As any mother knows, when you leave your child with someone new, whether it is a new nanny, new daycare or new baby sitter, we worry and hope that our child is getting the best care possible until we pick them up. The difference is when a birth mother leaves her baby with his/her new caretaker, she’s gravely aware that she will not be picking him/her up later on that day. She knows it may be a lifetime until she sees her child again and for some, they weren’t even lucky enough to have that. They left this world not knowing if their choice to relinquish their parental rights to parent their child hindered their child’s experience or enhanced it. Many women took their final breath without ever having the opportunity to see a smile on their child’s face, to caress his cheek or to stroke her hair. I know some of these women and my heart weeps for them.
As for me, I am able to know my son through open adoption. I have touched his face, kissed his cheeks and I’ve seen his beautiful smile light up the room. I know that my birth son’s family has provided a good home to him. And I know they love him. The mere fact that they thought it was important to share their son with his original family says a great deal about their character and it shows respect to me as a human being.

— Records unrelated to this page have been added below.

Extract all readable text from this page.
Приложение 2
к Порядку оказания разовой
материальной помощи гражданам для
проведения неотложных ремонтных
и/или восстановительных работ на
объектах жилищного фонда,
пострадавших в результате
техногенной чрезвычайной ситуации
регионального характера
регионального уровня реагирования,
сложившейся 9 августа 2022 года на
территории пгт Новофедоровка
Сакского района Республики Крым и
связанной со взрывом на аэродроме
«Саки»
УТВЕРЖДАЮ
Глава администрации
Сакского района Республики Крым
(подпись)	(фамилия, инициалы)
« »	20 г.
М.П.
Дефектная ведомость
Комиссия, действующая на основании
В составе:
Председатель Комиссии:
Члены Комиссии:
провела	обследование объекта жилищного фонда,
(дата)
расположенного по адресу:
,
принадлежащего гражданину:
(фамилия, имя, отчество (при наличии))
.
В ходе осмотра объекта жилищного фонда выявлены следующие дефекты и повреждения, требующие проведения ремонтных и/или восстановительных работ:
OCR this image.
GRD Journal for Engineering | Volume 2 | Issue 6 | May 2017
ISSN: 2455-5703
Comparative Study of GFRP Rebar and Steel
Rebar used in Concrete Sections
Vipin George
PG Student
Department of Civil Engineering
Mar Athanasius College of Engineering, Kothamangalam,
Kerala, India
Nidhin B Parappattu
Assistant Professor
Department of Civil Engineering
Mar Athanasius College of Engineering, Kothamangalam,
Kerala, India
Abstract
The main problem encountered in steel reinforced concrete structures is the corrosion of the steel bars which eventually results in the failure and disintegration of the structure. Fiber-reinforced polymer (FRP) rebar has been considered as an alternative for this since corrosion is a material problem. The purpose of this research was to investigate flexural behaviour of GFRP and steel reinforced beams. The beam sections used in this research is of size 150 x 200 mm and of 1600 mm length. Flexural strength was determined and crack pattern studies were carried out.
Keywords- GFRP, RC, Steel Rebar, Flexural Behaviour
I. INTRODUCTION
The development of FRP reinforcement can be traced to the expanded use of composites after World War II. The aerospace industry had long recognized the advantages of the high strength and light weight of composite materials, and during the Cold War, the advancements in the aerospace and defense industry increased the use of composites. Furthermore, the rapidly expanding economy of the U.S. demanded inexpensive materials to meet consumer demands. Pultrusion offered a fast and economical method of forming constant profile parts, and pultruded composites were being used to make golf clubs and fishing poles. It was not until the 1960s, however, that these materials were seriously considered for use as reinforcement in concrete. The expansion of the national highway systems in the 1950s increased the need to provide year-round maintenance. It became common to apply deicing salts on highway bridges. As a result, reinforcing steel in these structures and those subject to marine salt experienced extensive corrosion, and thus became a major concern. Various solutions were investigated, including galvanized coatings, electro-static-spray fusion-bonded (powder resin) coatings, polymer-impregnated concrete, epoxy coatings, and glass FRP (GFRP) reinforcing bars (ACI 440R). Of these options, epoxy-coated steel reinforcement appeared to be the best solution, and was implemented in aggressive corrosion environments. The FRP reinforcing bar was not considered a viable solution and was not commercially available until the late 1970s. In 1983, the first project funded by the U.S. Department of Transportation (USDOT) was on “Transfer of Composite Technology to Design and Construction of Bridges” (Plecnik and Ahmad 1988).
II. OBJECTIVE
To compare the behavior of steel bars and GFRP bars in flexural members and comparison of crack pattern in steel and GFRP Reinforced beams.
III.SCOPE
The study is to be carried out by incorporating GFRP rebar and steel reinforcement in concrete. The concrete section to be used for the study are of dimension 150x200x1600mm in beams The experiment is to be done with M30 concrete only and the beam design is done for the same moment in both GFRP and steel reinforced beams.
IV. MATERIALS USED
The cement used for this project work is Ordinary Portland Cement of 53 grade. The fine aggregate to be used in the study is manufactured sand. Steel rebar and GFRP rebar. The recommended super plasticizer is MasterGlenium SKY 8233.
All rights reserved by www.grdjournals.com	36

We created our own version of the birth/adoption community and what it meant to us.
Who knows how our son will feel when he is grown. Only time will tell. I hope the fact that he has been able to know his birth family while growing up with his adoptive family has only enhanced his quality of life and that he knows that although I gave him to his adoptive parents; it doesn’t mean that I didn’t love him. I am still here, ever present with love and acceptance, watching him grow and expecting him to do great things with his life.